Вернувшись от Карамзина, Сергей Львович в сенях наткнулся на Александра. Вид сына озадачил его.
Тотчас, решительно, брызгая и торопясь, он рассказал Надежде Осиповне о своей беседе и передал поклон.
– Воспитывать должно изящный вкус, – сказал он решительно, – это образует человека.
Надежда Осиповна в важных делах не возражала мужу. Он ставил ее в тупик странной решительностью: Сергей Львович не всегда решался на поступки, но если уж решался, не терпел промедления, горел и фыркал, как ракета. В тот же день отдали портному на Немецкой улице шить из фрака Сергея Львовича новый костюм для Александра. Надежда Осиповна прикупила кружева во французской лавке. Она долго одевалась перед зеркалом и с утра уходила делать покупки. Все оживилось. Детей начали воспитывать по-новому. Наконец костюм был готов. Надежда Осиповна в лорнет оглядела Александра и повздорила с немцем портным. Сергей Львович успокоился на неделю. Но, побывав у Бутурлиных, Сушковых и еще у кой-кого, он однажды вдруг обнаружил, что благородных детей учат танцам у Иогеля.

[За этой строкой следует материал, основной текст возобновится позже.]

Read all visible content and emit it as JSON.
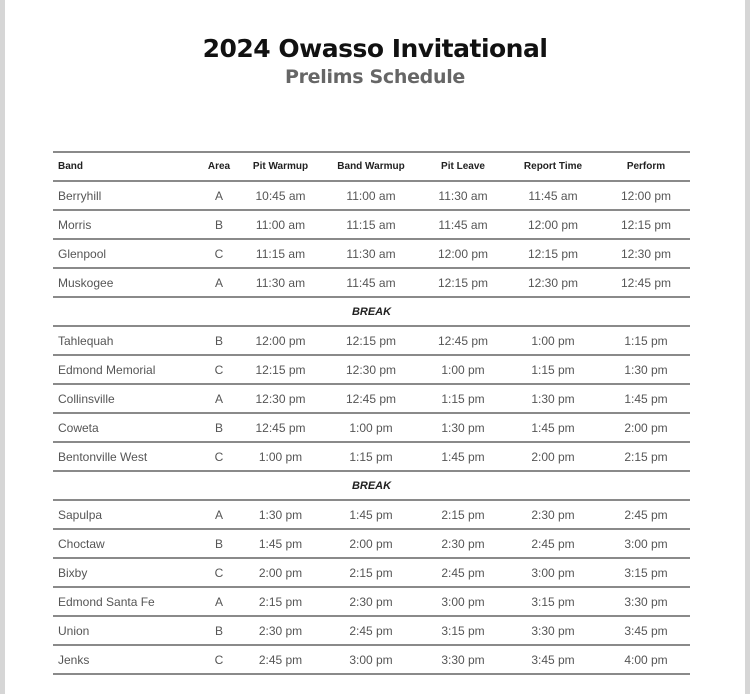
{
  "title": "2024 Owasso Invitational",
  "subtitle": "Prelims Schedule",
  "columns": [
    "Band",
    "Area",
    "Pit Warmup",
    "Band Warmup",
    "Pit Leave",
    "Report Time",
    "Perform"
  ],
  "break_label": "BREAK",
  "groups": [
    [
      [
        "Berryhill",
        "A",
        "10:45 am",
        "11:00 am",
        "11:30 am",
        "11:45 am",
        "12:00 pm"
      ],
      [
        "Morris",
        "B",
        "11:00 am",
        "11:15 am",
        "11:45 am",
        "12:00 pm",
        "12:15 pm"
      ],
      [
        "Glenpool",
        "C",
        "11:15 am",
        "11:30 am",
        "12:00 pm",
        "12:15 pm",
        "12:30 pm"
      ],
      [
        "Muskogee",
        "A",
        "11:30 am",
        "11:45 am",
        "12:15 pm",
        "12:30 pm",
        "12:45 pm"
      ]
    ],
    [
      [
        "Tahlequah",
        "B",
        "12:00 pm",
        "12:15 pm",
        "12:45 pm",
        "1:00 pm",
        "1:15 pm"
      ],
      [
        "Edmond Memorial",
        "C",
        "12:15 pm",
        "12:30 pm",
        "1:00 pm",
        "1:15 pm",
        "1:30 pm"
      ],
      [
        "Collinsville",
        "A",
        "12:30 pm",
        "12:45 pm",
        "1:15 pm",
        "1:30 pm",
        "1:45 pm"
      ],
      [
        "Coweta",
        "B",
        "12:45 pm",
        "1:00 pm",
        "1:30 pm",
        "1:45 pm",
        "2:00 pm"
      ],
      [
        "Bentonville West",
        "C",
        "1:00 pm",
        "1:15 pm",
        "1:45 pm",
        "2:00 pm",
        "2:15 pm"
      ]
    ],
    [
      [
        "Sapulpa",
        "A",
        "1:30 pm",
        "1:45 pm",
        "2:15 pm",
        "2:30 pm",
        "2:45 pm"
      ],
      [
        "Choctaw",
        "B",
        "1:45 pm",
        "2:00 pm",
        "2:30 pm",
        "2:45 pm",
        "3:00 pm"
      ],
      [
        "Bixby",
        "C",
        "2:00 pm",
        "2:15 pm",
        "2:45 pm",
        "3:00 pm",
        "3:15 pm"
      ],
      [
        "Edmond Santa Fe",
        "A",
        "2:15 pm",
        "2:30 pm",
        "3:00 pm",
        "3:15 pm",
        "3:30 pm"
      ],
      [
        "Union",
        "B",
        "2:30 pm",
        "2:45 pm",
        "3:15 pm",
        "3:30 pm",
        "3:45 pm"
      ],
      [
        "Jenks",
        "C",
        "2:45 pm",
        "3:00 pm",
        "3:30 pm",
        "3:45 pm",
        "4:00 pm"
      ]
    ]
  ]
}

Иогель был модный танцмейстер, он первый в Москве начал по-настоящему учить детей танцам, у него устраивались детские маскарады, родители свозили своих сыновей и дочек к Иогелю; костюмы шились по его совету – английские адмиральские и а-ля тюрк; парики, треуголки – все предусматривалось заранее нежными матерями и портными.
Зала Иогеля была ярко освещена. Сам Иогель, высокий, сгорбленный старик, в черном фраке, выступал и играл на крохотной карманной скрипочке. Дети прыгали с равнодушием, свойственным этому возрасту, в правильных танцах. Вокруг сидел ряд московских старух, которые осуждали родителей и, подзывая детей, кормили их пряниками, тут же доставаемыми из мешочков. Вечера Иогеля постепенно вошли в моду. Старухи ругали немца за то, что плохо учит детей: мальчишки толкутся, а девчонки мечутся как угорелые; матери семейств ругали его за дорогую плату – и, поставив мушку на щеку, ездили к нему на вечера.
Сергей Львович сказал Надежде Осиповне, что они должны свезти Александра и Ольгу к Иогелю. Надежда Осиповна с восторгом согласилась. Решено нарядить Александра туркою, а Ольгу гречанкой. Надежда Осиповна три дня ездила по модным лавкам. Шелк, который она купила для детских маскарадных платьев, был очень дорог. Она любовалась им два дня и наконец решила оставить для себя. Сергей Львович закусил губу. Ему смерть хотелось побывать у Иогеля. Однажды за обедом он объявил, что детей согласился обучать танцам славный танцмейстер Пэнго.